Synthesis and anti-CVB3 activity of 4-amino acid derivative substituted pyrimidine nucleoside analogues
- Bioorg Med Chem Lett. 2020 Jan 1;30(1):126770. doi: 10.1016/j.bmcl.2019.126770.
- 1. High & New Technology Research Center of Henan Academy of Sciences, Zhengzhou, Henan Province 450002, PR China.
- 2. High & New Technology Research Center of Henan Academy of Sciences, Zhengzhou, Henan Province 450002, PR China. Electronic address: [email protected].
- 3. College of Chemistry, Zhengzhou University, Zhengzhou, Henan Province 450001, PR China.
- 4. Henan Key Laboratory of Organic Functional Molecules and Drug Innovation, Henan Normal University, Xinxiang 453007, PR China. Electronic address: [email protected].

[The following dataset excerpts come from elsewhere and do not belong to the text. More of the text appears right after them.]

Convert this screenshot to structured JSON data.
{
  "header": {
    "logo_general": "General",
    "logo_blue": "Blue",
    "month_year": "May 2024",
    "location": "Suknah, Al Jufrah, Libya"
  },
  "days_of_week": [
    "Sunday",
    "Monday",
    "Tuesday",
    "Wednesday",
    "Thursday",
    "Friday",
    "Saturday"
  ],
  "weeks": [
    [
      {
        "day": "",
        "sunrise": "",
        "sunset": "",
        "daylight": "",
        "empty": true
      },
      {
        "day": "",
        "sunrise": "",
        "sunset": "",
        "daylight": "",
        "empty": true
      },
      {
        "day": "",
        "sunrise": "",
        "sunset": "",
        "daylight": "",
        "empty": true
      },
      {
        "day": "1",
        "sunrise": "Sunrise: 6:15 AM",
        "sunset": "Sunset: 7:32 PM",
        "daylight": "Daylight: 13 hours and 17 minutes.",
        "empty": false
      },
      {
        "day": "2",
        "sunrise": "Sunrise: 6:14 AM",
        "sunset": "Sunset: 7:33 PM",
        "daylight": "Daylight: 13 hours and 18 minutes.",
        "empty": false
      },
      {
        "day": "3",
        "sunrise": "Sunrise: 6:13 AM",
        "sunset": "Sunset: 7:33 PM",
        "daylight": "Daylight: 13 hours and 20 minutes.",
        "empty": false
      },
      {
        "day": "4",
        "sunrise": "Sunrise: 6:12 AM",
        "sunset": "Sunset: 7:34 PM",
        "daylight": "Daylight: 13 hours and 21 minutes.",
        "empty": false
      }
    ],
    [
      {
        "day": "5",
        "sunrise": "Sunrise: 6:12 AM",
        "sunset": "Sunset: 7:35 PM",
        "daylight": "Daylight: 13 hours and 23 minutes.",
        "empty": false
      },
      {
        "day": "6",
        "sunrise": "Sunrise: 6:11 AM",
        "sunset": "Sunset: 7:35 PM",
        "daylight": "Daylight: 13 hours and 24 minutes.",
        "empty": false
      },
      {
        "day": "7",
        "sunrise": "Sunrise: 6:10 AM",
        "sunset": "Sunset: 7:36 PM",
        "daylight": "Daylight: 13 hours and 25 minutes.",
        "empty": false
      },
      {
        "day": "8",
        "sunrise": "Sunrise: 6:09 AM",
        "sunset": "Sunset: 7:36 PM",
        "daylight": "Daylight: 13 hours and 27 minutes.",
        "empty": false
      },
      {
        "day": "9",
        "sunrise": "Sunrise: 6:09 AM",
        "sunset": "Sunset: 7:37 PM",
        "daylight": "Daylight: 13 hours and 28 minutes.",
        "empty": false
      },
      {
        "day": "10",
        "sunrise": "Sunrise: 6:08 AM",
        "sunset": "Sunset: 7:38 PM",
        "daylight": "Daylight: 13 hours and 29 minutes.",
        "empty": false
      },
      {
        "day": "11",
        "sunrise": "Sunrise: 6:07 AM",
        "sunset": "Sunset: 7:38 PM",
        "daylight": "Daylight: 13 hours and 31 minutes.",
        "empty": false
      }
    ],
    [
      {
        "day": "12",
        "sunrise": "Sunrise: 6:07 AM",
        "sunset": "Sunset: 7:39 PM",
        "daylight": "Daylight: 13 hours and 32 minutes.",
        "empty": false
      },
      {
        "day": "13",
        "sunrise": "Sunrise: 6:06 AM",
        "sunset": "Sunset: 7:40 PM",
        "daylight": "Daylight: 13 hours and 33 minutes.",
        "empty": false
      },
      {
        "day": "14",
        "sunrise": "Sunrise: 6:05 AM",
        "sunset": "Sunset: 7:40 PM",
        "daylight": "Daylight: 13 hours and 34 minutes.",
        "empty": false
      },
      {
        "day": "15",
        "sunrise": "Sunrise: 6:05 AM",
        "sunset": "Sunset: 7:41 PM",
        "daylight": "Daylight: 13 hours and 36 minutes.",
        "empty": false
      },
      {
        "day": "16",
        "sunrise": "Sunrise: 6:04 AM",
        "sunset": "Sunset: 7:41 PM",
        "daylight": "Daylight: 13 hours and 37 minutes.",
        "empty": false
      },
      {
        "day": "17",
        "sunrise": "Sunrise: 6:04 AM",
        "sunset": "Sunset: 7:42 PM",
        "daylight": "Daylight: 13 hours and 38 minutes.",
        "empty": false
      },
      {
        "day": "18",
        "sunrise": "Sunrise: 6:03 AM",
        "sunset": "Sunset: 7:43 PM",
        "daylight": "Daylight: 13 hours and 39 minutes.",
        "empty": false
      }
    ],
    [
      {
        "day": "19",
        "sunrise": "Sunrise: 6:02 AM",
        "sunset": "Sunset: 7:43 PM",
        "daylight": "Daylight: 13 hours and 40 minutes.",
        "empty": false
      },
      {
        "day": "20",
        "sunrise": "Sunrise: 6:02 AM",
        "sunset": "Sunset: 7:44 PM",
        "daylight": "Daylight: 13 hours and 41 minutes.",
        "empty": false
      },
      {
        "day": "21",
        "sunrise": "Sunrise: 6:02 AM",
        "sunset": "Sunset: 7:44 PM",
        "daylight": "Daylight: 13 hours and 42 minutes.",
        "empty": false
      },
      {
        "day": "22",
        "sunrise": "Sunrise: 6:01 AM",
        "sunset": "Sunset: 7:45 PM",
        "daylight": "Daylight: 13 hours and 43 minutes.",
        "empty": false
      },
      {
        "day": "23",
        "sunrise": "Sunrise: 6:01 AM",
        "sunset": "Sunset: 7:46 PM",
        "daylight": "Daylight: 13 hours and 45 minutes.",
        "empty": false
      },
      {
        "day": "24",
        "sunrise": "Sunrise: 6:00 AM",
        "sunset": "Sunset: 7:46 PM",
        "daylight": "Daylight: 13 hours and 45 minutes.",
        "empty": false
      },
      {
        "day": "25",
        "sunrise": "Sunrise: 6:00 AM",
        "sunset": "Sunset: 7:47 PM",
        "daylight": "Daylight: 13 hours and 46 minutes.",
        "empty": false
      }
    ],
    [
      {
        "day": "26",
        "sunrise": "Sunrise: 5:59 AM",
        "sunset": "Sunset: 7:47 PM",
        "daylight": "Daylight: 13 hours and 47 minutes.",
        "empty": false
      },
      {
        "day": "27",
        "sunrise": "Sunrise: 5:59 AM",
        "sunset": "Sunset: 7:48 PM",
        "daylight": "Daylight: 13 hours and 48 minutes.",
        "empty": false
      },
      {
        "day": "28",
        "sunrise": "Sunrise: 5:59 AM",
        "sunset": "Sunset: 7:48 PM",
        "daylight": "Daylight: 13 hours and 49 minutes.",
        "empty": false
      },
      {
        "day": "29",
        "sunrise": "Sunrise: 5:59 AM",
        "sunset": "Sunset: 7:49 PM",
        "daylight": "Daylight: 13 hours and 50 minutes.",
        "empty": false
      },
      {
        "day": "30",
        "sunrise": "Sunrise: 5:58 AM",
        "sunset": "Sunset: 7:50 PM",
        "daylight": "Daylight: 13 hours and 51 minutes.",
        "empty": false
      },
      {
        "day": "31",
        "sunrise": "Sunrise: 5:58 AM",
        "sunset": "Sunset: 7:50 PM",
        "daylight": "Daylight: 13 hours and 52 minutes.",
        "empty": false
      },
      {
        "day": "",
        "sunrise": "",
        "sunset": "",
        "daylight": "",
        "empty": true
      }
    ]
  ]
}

Seven novel 4-amino acid derivative substituted pyrimidine nucleoside analogues were designed, synthesized, and tested for their anti-CVB3 activity. Initial biological studies indicated that among these 4-amino acid derivative substituted pyrimidine nucleoside analogues, 4-N-(2'-amino-glutaric acid-1'-methylester)-1-(2'- deoxy-2'-β-fluoro-4'-azido)-furanosyl-cytosine 2 exhibited the most potent anti-CVB activity (IC50 = 9.3 μM). The cytotoxicity of these compounds has also been assessed. The toxicity of compound 2 was similar to that of ribavirin.